Baltimore 24, Cleveland 10: Ray Rice accounted for 204 of the Ravens 290 rushing yards today. The Ravens also returned a punt for a touchdown against the hapless Browns. Your players of the game:
Green Bay 38, NY Giants 35: This was a great game. The Giants tied the game up on a back shoulder touchdown pass to Nicks and a draw play for the two-point conversion leaving the Packers :58 seconds to march down the field for the win. Of course they did. One 24 yard hookup with Jermichael Finley and a 27 yard completion to Jordy Nelson later, and the Packers kicked the game winning field goal as time expired. Major Coughlin face.
San Francisco 26, St. Louis 0: Hey, you guys won the World Series, right? Go watch the highlights dvd or something.
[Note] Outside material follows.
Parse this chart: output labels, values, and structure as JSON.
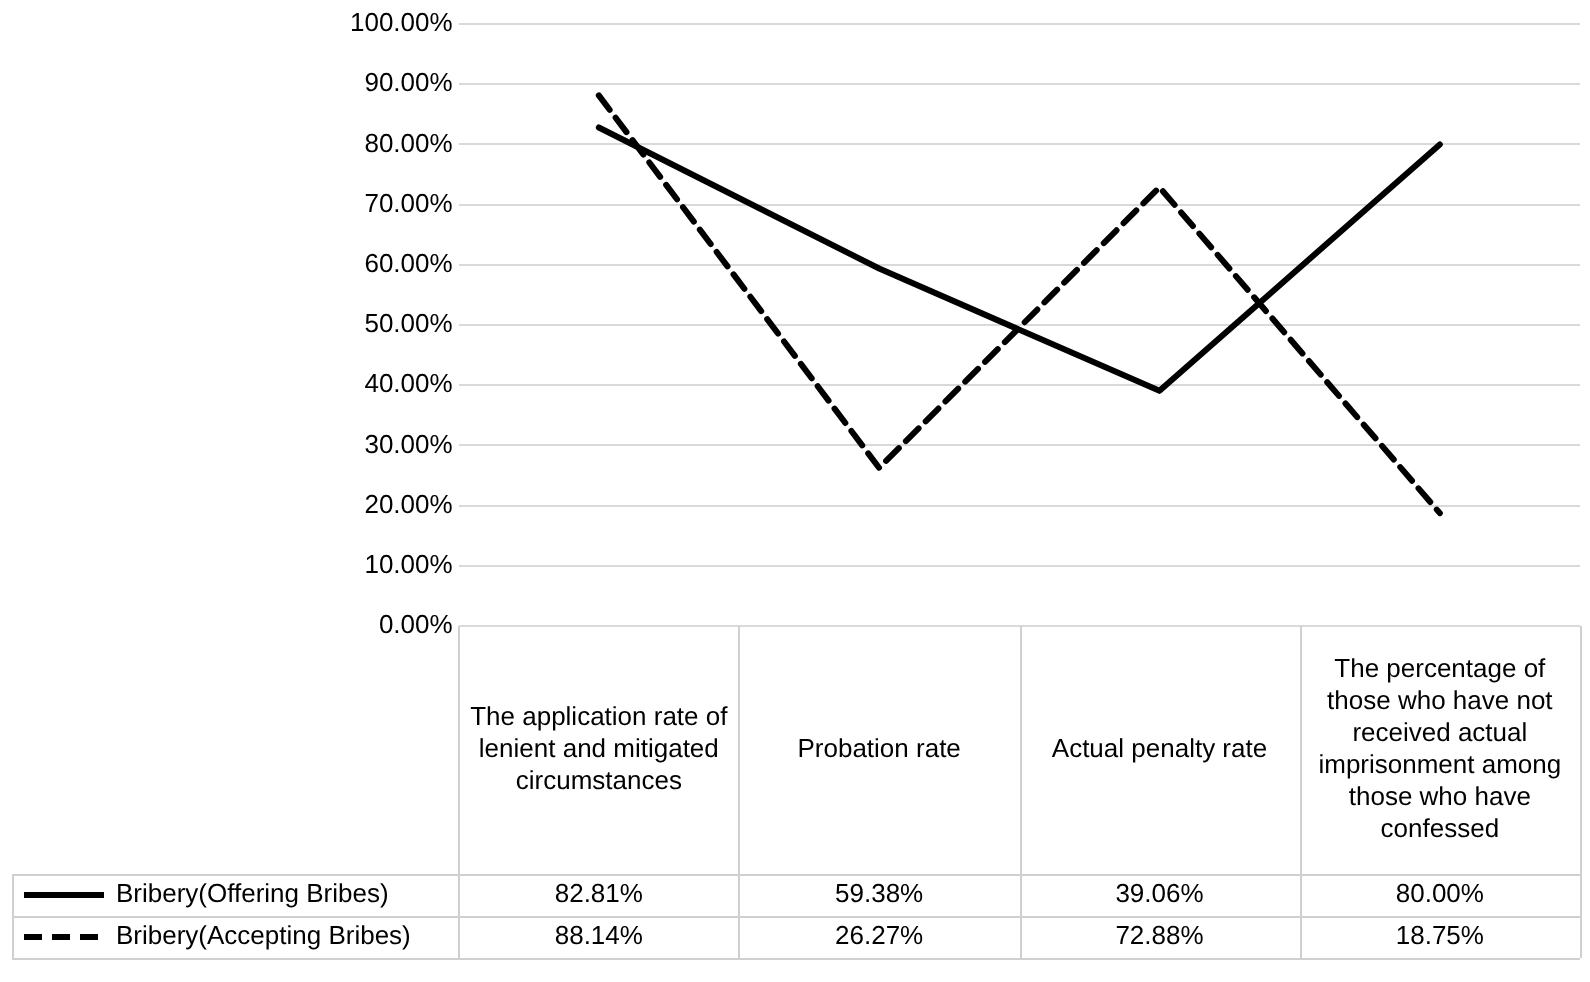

Arizona 19, Dallas 13: The Cardinals narrowly avoided a crushing and debilitating loss without their true leader, John Skelton. Kevin Kolb needed a missed field goal and a miraculous run (because let's be honest, Kolb shouldn't get credit for a touchdown pass on a silly little screen play) in overtime. John Skelton would have thrown an 80 yard laser to himself with one arm tied behind his back and won the game in regulation.